Tuesday, 8 October 2019



During his homily for Holy Mass at Santa Marta on Tuesday morning, 8 October, Pope Francis underlined that one cannot be a conditional Christian. Speaking about the Christians who judge everything starting from “the smallness of their heart”, he reminded the faithful that the Lord approaches mercifully all human situations because he came to save the world, not to condemn it.

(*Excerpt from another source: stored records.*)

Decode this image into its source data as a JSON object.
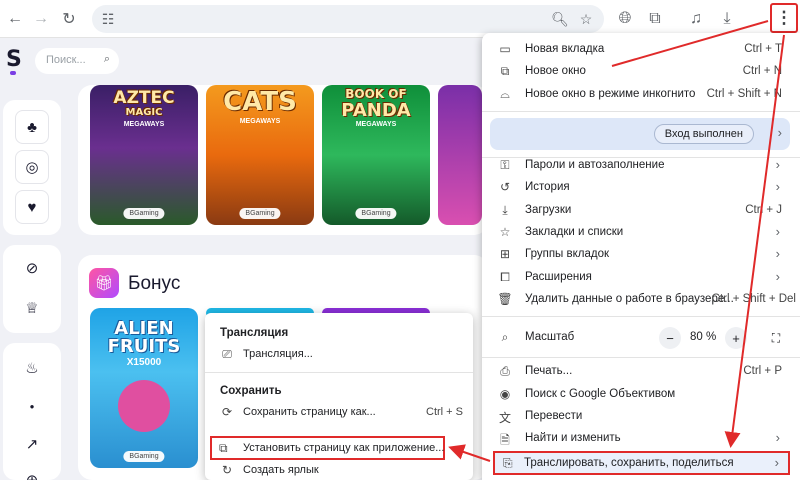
{
  "colors": {
    "annotation_red": "#e02a2a",
    "accent_purple": "#7b3fe4",
    "menu_highlight": "#dde7f8"
  },
  "toolbar": {
    "icons": [
      "back-arrow-icon",
      "forward-arrow-icon",
      "reload-icon",
      "site-settings-icon",
      "zoom-icon",
      "star-icon",
      "translate-icon",
      "extensions-icon",
      "media-icon",
      "download-icon",
      "kebab-menu-icon"
    ]
  },
  "site": {
    "logo": "S",
    "search_placeholder": "Поиск...",
    "bonus_section_title": "Бонус",
    "top_games": [
      {
        "title": "AZTEC",
        "subtitle": "MAGIC",
        "extra": "MEGAWAYS",
        "badge": "BGaming"
      },
      {
        "title": "CATS",
        "subtitle": "",
        "extra": "MEGAWAYS",
        "badge": "BGaming"
      },
      {
        "title": "BOOK OF",
        "subtitle": "PANDA",
        "extra": "MEGAWAYS",
        "badge": "BGaming"
      }
    ],
    "bonus_games": [
      {
        "title": "ALIEN",
        "subtitle": "FRUITS",
        "extra": "X15000",
        "badge": "BGaming"
      }
    ]
  },
  "menu": {
    "new_tab": {
      "label": "Новая вкладка",
      "shortcut": "Ctrl + T"
    },
    "new_window": {
      "label": "Новое окно",
      "shortcut": "Ctrl + N"
    },
    "incognito": {
      "label": "Новое окно в режиме инкогнито",
      "shortcut": "Ctrl + Shift + N"
    },
    "signed_in": "Вход выполнен",
    "passwords": {
      "label": "Пароли и автозаполнение"
    },
    "history": {
      "label": "История"
    },
    "downloads": {
      "label": "Загрузки",
      "shortcut": "Ctrl + J"
    },
    "bookmarks": {
      "label": "Закладки и списки"
    },
    "tab_groups": {
      "label": "Группы вкладок"
    },
    "extensions": {
      "label": "Расширения"
    },
    "clear_data": {
      "label": "Удалить данные о работе в браузере...",
      "shortcut": "Ctrl + Shift + Del"
    },
    "zoom": {
      "label": "Масштаб",
      "minus": "−",
      "value": "80 %",
      "plus": "+"
    },
    "print": {
      "label": "Печать...",
      "shortcut": "Ctrl + P"
    },
    "google_lens": {
      "label": "Поиск с Google Объективом"
    },
    "translate": {
      "label": "Перевести"
    },
    "find_edit": {
      "label": "Найти и изменить"
    },
    "cast_save_share": {
      "label": "Транслировать, сохранить, поделиться"
    }
  },
  "submenu": {
    "cast_header": "Трансляция",
    "cast_item": "Трансляция...",
    "save_header": "Сохранить",
    "save_page": {
      "label": "Сохранить страницу как...",
      "shortcut": "Ctrl + S"
    },
    "install_app": "Установить страницу как приложение...",
    "create_shortcut": "Создать ярлык"
  }
}
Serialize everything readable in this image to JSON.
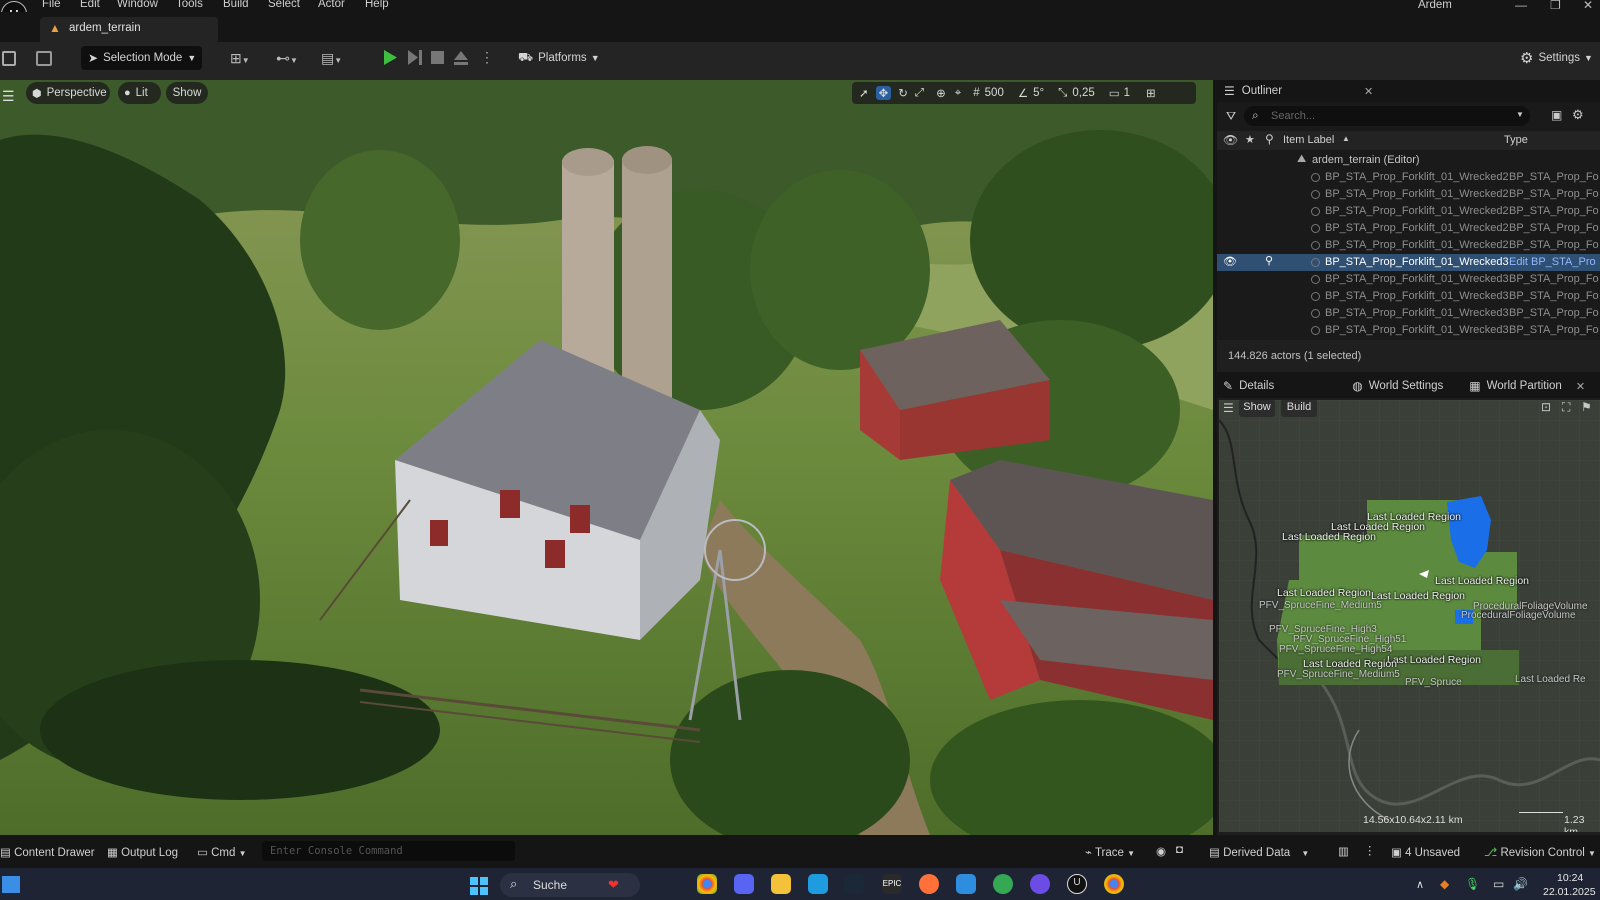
{
  "app": {
    "project_name": "Ardem"
  },
  "menu": [
    "File",
    "Edit",
    "Window",
    "Tools",
    "Build",
    "Select",
    "Actor",
    "Help"
  ],
  "document_tab": {
    "label": "ardem_terrain"
  },
  "toolbar": {
    "selection_mode": "Selection Mode",
    "platforms": "Platforms",
    "settings": "Settings"
  },
  "viewport": {
    "view_mode": "Perspective",
    "lighting": "Lit",
    "show": "Show",
    "grid_snap": "500",
    "rotation_snap": "5°",
    "scale_snap": "0,25",
    "camera_speed": "1"
  },
  "outliner": {
    "title": "Outliner",
    "search_placeholder": "Search...",
    "col_label": "Item Label",
    "col_type": "Type",
    "root_label": "ardem_terrain (Editor)",
    "rows": [
      {
        "label": "BP_STA_Prop_Forklift_01_Wrecked2",
        "type": "BP_STA_Prop_Fo"
      },
      {
        "label": "BP_STA_Prop_Forklift_01_Wrecked2",
        "type": "BP_STA_Prop_Fo"
      },
      {
        "label": "BP_STA_Prop_Forklift_01_Wrecked2",
        "type": "BP_STA_Prop_Fo"
      },
      {
        "label": "BP_STA_Prop_Forklift_01_Wrecked2",
        "type": "BP_STA_Prop_Fo"
      },
      {
        "label": "BP_STA_Prop_Forklift_01_Wrecked2",
        "type": "BP_STA_Prop_Fo"
      },
      {
        "label": "BP_STA_Prop_Forklift_01_Wrecked3",
        "type": "Edit BP_STA_Pro",
        "selected": true
      },
      {
        "label": "BP_STA_Prop_Forklift_01_Wrecked3",
        "type": "BP_STA_Prop_Fo"
      },
      {
        "label": "BP_STA_Prop_Forklift_01_Wrecked3",
        "type": "BP_STA_Prop_Fo"
      },
      {
        "label": "BP_STA_Prop_Forklift_01_Wrecked3",
        "type": "BP_STA_Prop_Fo"
      },
      {
        "label": "BP_STA_Prop_Forklift_01_Wrecked3",
        "type": "BP_STA_Prop_Fo"
      }
    ],
    "actor_count": "144.826 actors (1 selected)"
  },
  "lower_tabs": {
    "details": "Details",
    "world_settings": "World Settings",
    "world_partition": "World Partition"
  },
  "world_partition": {
    "show": "Show",
    "build": "Build",
    "region_label": "Last Loaded Region",
    "labels": [
      "Last Loaded Region",
      "Last Loaded Region",
      "Last Loaded Region",
      "Last Loaded Region",
      "Last Loaded Region",
      "Last Loaded Region",
      "Last Loaded Region",
      "Last Loaded Region"
    ],
    "foliage_labels": [
      "PFV_SpruceFine_Medium5",
      "PFV_SpruceFine_High3",
      "PFV_SpruceFine_High51",
      "PFV_SpruceFine_High54",
      "PFV_SpruceFine_Medium5",
      "PFV_Spruce",
      "ProceduralFoliageVolume",
      "ProceduralFoliageVolume",
      "Last Loaded Re"
    ],
    "dimensions": "14.56x10.64x2.11 km",
    "scale": "1.23 km"
  },
  "statusbar": {
    "content_drawer": "Content Drawer",
    "output_log": "Output Log",
    "cmd": "Cmd",
    "console_placeholder": "Enter Console Command",
    "trace": "Trace",
    "derived_data": "Derived Data",
    "unsaved": "4 Unsaved",
    "revision_control": "Revision Control"
  },
  "taskbar": {
    "search": "Suche",
    "time": "10:24",
    "date": "22.01.2025"
  },
  "colors": {
    "accent_selected": "#2f4f73",
    "play_green": "#3fbf3f",
    "minimap_green": "#4f7d3a",
    "loaded_blue": "#1a6fe8"
  }
}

The Holy Father reflected on the the first Reading from the Book of the prophet Jonah who described the conflicted relationship between God and himself. God wanted to send Jonah to Nineveh as a prophet to urge the city to conversion. But disobeying God’s command because he thought it was too difficult, Jonah headed to Tarshish instead, was thrown overboard by the storm the Lord had started in the sea and then was swallowed by a whale. After three days the whale threw him out on the shore, an image which the Holy Father said recalls the Resurrection of Christ. In today’s Reading God speaks to Jonah again and Jonah obeys, goes to Nineveh and the people believe his word and convert. “This is the story of a stubborn man, the stubborn Jonah did his job well and left”, Pope Francis said.

In the following day’s Reading, he continued, Jonah becomes angry with the Lord for being too merciful and for doing the opposite of what he had threatened to do and says that he would rather die than continue to be a prophet. The exchange between the Lord and Jonah is between two hardheads, Pope Francis explained: “Jonah, stubborn in his convictions of faith and the Lord stubborn in his mercy”, knocking on the doors of our hearts until the end. Jonah saw faith as based on conditions. He was like those Christians who say “I am Christian but on the condition that things are done this way”. This, Pope Francis stressed, is heresy: “Christians who place conditions on God, the faith and God’s actions”, leading them down a path that goes from faith to ideology. “There are many people like this today”, he continued. “Christians who are afraid to grow, of life’s challenges, of the Lord’s challenges, of history’s challenges”. They prefer ideology to faith; “they are afraid of putting themselves in God’s hands and they prefer to judge everything, but from the smallness of their hearts”.